Elle sortit de sa poche le petit canif porte-clés qu’elle rangea précautionneusement avec le dessin et la coupure de presse dans le tiroir de sa table de nuit. Puis elle observa longuement le cliché déchiré. Les larmes aux yeux, elle contempla le visage de cet homme anxieux, attendant le retour de sa fille qu’il aimait tant.

— Merci… papa, murmura-t-elle.

Elle réfléchissait déjà au rendez-vous qu’elle allait prendre pour réserver à cette photographie une sépulture dans le cimetière familial. Mais à l’extrême opposé de là où sa mère avait dû être enterrée par les hommes d’Olympe soucieux de ne pas rendre la mort de cette vieille femme suspecte aux yeux de la police et des habitants du village.

Du coin de son regard embué, elle aperçut une ombre se faufiler.

Le chat était là, assis, et la fixait, à travers la fenêtre. Il se lissa les moustaches de l’avant de ses pattes et se roula en boule sur le rebord en pierre à côté du corps d’une souris.

Grace s’attendrissait en secouant lentement la tête. Son téléphone la tira de sa rêverie.
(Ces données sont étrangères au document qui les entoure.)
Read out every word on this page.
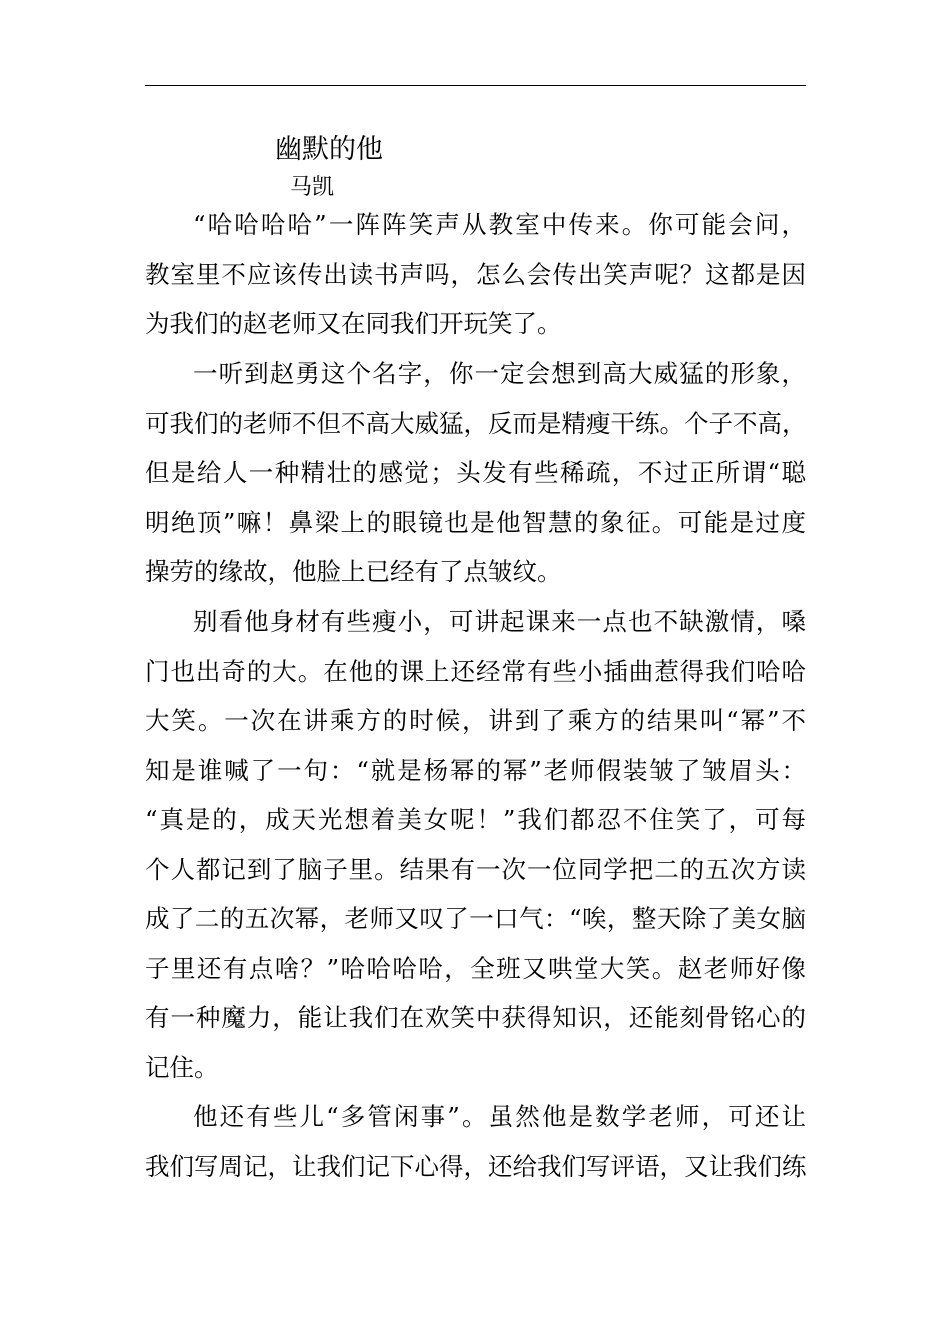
幽默的他
马凯
“哈哈哈哈”一阵阵笑声从教室中传来。你可能会问，
教室里不应该传出读书声吗，怎么会传出笑声呢？这都是因
为我们的赵老师又在同我们开玩笑了。
一听到赵勇这个名字，你一定会想到高大威猛的形象，
可我们的老师不但不高大威猛，反而是精瘦干练。个子不高，
但是给人一种精壮的感觉；头发有些稀疏，不过正所谓“聪
明绝顶”嘛！鼻梁上的眼镜也是他智慧的象征。可能是过度
操劳的缘故，他脸上已经有了点皱纹。
别看他身材有些瘦小，可讲起课来一点也不缺激情，嗓
门也出奇的大。在他的课上还经常有些小插曲惹得我们哈哈
大笑。一次在讲乘方的时候，讲到了乘方的结果叫“幂”不
知是谁喊了一句：“就是杨幂的幂”老师假装皱了皱眉头：
“真是的，成天光想着美女呢！”我们都忍不住笑了，可每
个人都记到了脑子里。结果有一次一位同学把二的五次方读
成了二的五次幂，老师又叹了一口气：“唉，整天除了美女脑
子里还有点啥？”哈哈哈哈，全班又哄堂大笑。赵老师好像
有一种魔力，能让我们在欢笑中获得知识，还能刻骨铭心的
记住。
他还有些儿“多管闲事”。虽然他是数学老师，可还让
我们写周记，让我们记下心得，还给我们写评语，又让我们练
— Inspectrice Campbell ? Service informatique du commissariat. Nous avons terminé d’analyser le support USB que vous nous avez confié hier. Le rapport vous attend au commissariat.

— J’arrive !

Elle poussa la porte de chez elle et tomba sur un mignon petit plateau-repas concocté par Kenneth qu’elle s’empressa de ramasser et de poser sur la commode de son entrée. Elle allait repartir, mais fit subitement volte-face.

Elle traversa le salon, entra dans sa chambre et ouvrit la fenêtre en grand. Elle joua un instant avec l’anneau qu’elle portait depuis tant d’années à son pouce. Elle le retira, le regarda et le mit également dans le tiroir de sa table de nuit. Elle avala une bouffée d’oxygène et dit :

— Sois le bienvenu, mon ami.

Encore lové, le chat tourna son minois vers elle, comme s’il n’y croyait pas. Leurs deux regards se croisèrent et le félin se leva soudain avant de bondir vers la jeune femme. Grace le caressa derrière les oreilles et l’animal ronronna de plaisir.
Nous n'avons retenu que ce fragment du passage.